I think Todd Pruitt is exactly right about the “eat the meat, spit out the bones” approach to Critical Theory and its offshoots. It’s not that you can never find the occasional insight. It’s that there is no insight there that can only be found there, and it’s a dangerous source to send people to. Pruitt writes:
‘Few (if any) would say that there are no true statements or insights to be found within Critical Theory or its offshoots. The question is whether Critical Race Theory offers unique and helpful insights without being laden with the profound errors of Critical Theory. I say no. Consider the prosperity gospel. Kenneth Copeland says “Jesus is Lord.” Certainly, that is true. But his problems and those found throughout prosperity teaching are so grave that seeking to pick out the meat would be a hopeless exercise. Or what of Kinism? I would never tell anyone to pick out the meat and spit out bones of Kinism. As a pastor I would tell the average congregant to avoid such errant teachings altogether lest the enemy use those errors to lead them astray. This ought to be wisdom basic to all pastors.’
Is there something in CRT that Christians need for life and godliness that they cannot find in God’s own revelation of himself?

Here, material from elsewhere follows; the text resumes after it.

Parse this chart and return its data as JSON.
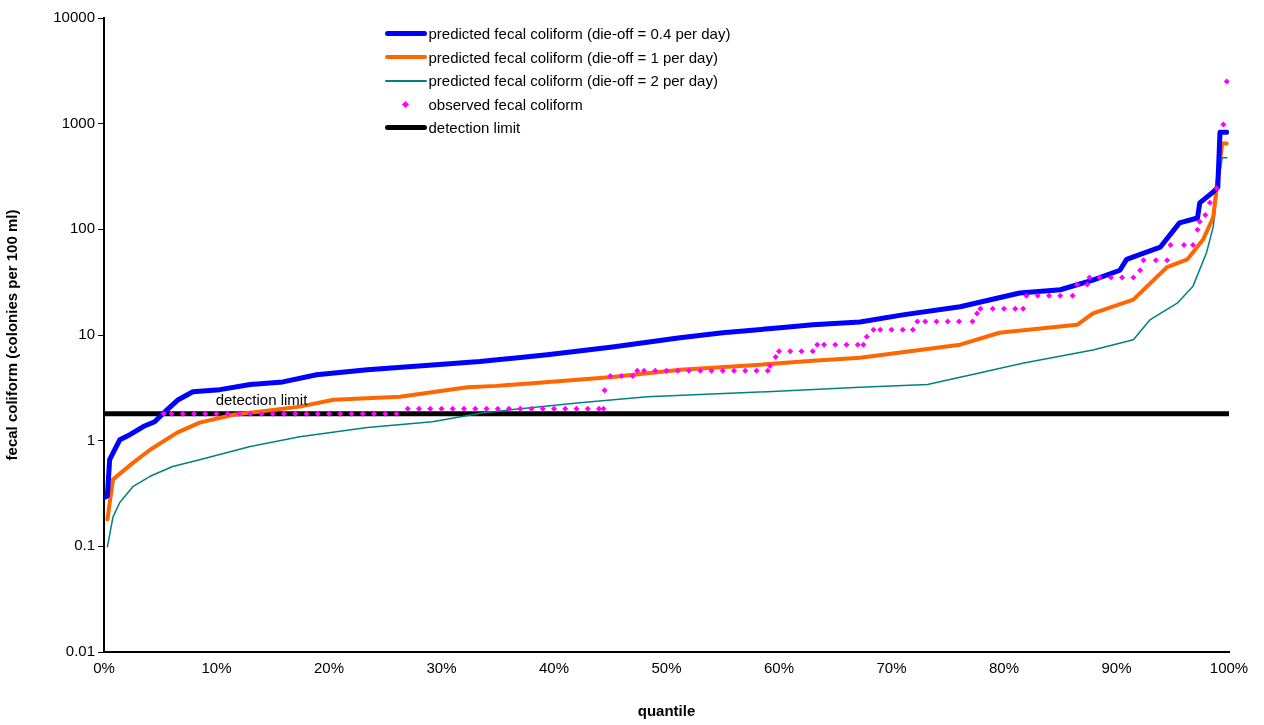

Have you considered the implications of answering “yes” to that question?
I have yet to find anyone who can show me a helpful “insight” from CRT that I couldn’t have gotten from God’s revelation and sound reason without CRT. For example, intersectionality teaches rightly that it is possible for people to be discriminated against on the basis of more than one personal characteristic. That is an absolutely true “insight,” but I don’t need CRT to arrive at that insight. All I need is a biblical doctrine of sin.
And that is the issue that Todd brings out so well. Why send people to CRT sources to chew up meat and spit out bones when I can send them to other sources that are all meat and no bones? Why push for sources that will inevitably cause at least some saints to choke? As indeed some already are (whether they realize it or not).
In a recent essay at Mere Orthodoxy, Anthony Bradley writes:
‘Many progressives today treat CRT as a complete doctrine that must be applied through every level of society while conservatives react against this and reject CRT in its entirety. Both approaches are wrong-headed and simplistic.’
This isn’t quite right. Conservatives who “reject CRT in its entirety” aren’t denying “insights” like the item about intersectionality that I mention above. We are denying that CRT as a worldview is a suitable or safe place for God’s people to go mining for truth. It’s one thing to have an academic discussion in a PhD seminar. It’s entirely another to talk about what we are commending to our congregations.
I require my hermeneutics students read Bultmann, but I will never commend Bultmann to my students or to anyone else as if they should mine his works for spiritual treasures. Will you find some insights? Yes, you will. But you will also find some poisonous, damnable error. You don’t send ordinary believers to Bultmann to discover what they need for life and godliness. I’m not relying on Bultmann for whatever paltry meat offerings he may have, and I’m not recommending anyone else to rely on him for that either.
I imagine that one could find valuable items at the local landfill if he searched long and hard enough, but he’s more likely to get injured or sick in the process. That’s why if I want to give something valuable to a loved one or a friend, I don’t send them to the dump. I feel similarly about the worldview on offer in CRT. I can’t risk injury to God’s people based on the chimeric promise that they might find something valuable. There is much obvious danger afoot in CRT, and there are much better sources I could commend to the body of Christ.
One of my congregants recently sent me a photo of a table with a stack of books on it written by Ibram X. Kendi and Robin Diangelo. This church member snapped the photo at his workplace where the stacks of books were being disseminated to employees by the HR department. This is just one instance of something that is happening in HR departments across the country. I’ve already seen evidence of my own church members being involuntarily catechized in this material, so it rings a little hollow when people tell me that the concern about CRT is much ado about nothing.
The concerns I’m raising are not one-offs. This material is everywhere right now, and Christians are trying to figure out how to be faithful knowing that racism is a sin while also sensing that the frameworks of CRT are both ubiquitous and filled with error. After reading Kendi and his explicit endorsement of racial discrimination, I’m convinced that anyone heeding his advice will end up being more racist, not less. It would be pastoral malpractice to commend such sources as if Christians should be mining them for all their worth. I’m doing the opposite. I’m warning them and pointing them elsewhere.
This isn’t a lack of precision or nuance or a refusal to carefully consider opposing arguments. It’s just Pastoring 101. I wish the other side of this conversation could see that.